The sensitivity of each review's MEDLINE search was used as a proxy for search quality. This provides only limited information on the quality of search methodology. Although a record for a relevant study may be missed by the MEDLINE strategy, this does not mean the strategy, when translated, will also fail to identify that record in other databases searched. Additionally, the MEDLINE strategy may not reflect the search approaches used in the other databases searched by the review. There are other methods to assess quality of searches, such as the PRESS checklist (Reference McGowan, Sampson and Salzwedel29). As we were only concerned with whether the strategy could retrieve QGS records, elements of search methodology assessed by PRESS (e.g., errors in search syntax, missing search terms, and inappropriate limits) were not of interest unless they impacted on retrieval. Reasons for nonretrieval did closely map to several aspects of search development covered by PRESS elements.
Implications for Practice
Our findings can inform researchers’ decisions on database choice when searching for EEs following the closure of NHS EED and HEED. Although our research was carried out in the context of searching for SRs, our findings on database yield and search quality are also likely to be relevant to those searching for EEs for other purposes.
Implications for Research
We can only provide information on the value of the nine databases tested. There is scope for analysis of further databases, particularly in the context of economic reviews with a specific focus (for example nursing, mental health, or health care in LMICs). (Reference Pitt, Goodman and Hanson9) The bibliometric analysis by Pitt et al. of EEs from a global perspective suggested that Global Health, a database that has particular relevance for LMIC research (33), merits further exploration.
Similarly, we can only provide information on the value of the included databases in relation to our QGS set. QGS records were harvested from reviews with a particular focus (mainly clinical, with some public health) and research context (United Kingdom health care). Further research to investigate how these findings relate to QGS sets harvested from SRs with a different focus or research context would be valuable.

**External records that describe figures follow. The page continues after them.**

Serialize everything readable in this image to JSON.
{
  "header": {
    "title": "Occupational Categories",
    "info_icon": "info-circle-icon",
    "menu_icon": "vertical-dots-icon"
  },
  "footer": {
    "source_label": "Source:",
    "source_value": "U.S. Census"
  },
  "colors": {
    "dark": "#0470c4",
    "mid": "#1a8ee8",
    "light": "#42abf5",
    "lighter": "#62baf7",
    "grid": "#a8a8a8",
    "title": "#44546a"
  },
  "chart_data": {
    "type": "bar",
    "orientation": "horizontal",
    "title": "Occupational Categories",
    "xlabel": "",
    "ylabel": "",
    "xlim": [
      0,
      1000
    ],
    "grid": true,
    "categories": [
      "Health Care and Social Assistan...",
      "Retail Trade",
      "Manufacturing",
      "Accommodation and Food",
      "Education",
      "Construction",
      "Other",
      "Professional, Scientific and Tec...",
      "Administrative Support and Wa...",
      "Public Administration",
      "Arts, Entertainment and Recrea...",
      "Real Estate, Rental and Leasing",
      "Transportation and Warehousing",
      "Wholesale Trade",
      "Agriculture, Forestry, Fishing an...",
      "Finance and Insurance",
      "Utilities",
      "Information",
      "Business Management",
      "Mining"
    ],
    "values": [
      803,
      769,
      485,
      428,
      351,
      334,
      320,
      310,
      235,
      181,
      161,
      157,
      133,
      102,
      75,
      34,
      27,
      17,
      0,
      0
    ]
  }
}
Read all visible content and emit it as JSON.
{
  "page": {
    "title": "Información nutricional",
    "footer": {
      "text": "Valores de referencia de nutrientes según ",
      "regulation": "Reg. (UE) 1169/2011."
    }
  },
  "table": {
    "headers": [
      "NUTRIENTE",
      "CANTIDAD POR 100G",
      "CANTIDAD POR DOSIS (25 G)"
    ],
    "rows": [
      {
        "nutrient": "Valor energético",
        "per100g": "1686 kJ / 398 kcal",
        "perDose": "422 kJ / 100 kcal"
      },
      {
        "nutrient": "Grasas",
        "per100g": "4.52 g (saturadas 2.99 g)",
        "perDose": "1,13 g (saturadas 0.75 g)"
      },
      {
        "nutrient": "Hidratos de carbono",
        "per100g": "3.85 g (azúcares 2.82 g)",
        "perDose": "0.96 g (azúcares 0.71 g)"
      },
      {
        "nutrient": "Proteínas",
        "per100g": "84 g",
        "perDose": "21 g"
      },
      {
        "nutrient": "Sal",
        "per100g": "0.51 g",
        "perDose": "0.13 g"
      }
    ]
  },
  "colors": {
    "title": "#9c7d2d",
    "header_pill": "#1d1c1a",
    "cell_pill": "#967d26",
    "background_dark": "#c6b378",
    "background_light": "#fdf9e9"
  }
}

Records for fourteen QGS references (4 percent) were not included in any database and we suggest supplementary search methods are used to identify these types of studies. Evidence-based research on the relative value of different supplementary search methods is needed, particularly as many methods can be resource intensive.
CONFLICTS OF INTEREST
M Arber, J Glanville, M Edwards, E Baragula and H Wood are employed by YHEC. J Isojarvi and A Shaw are former employees of YHEC. YHEC is a consultancy company conducting systematic reviews of the effectiveness and cost-effectiveness of interventions and provides search services and training in search conduct.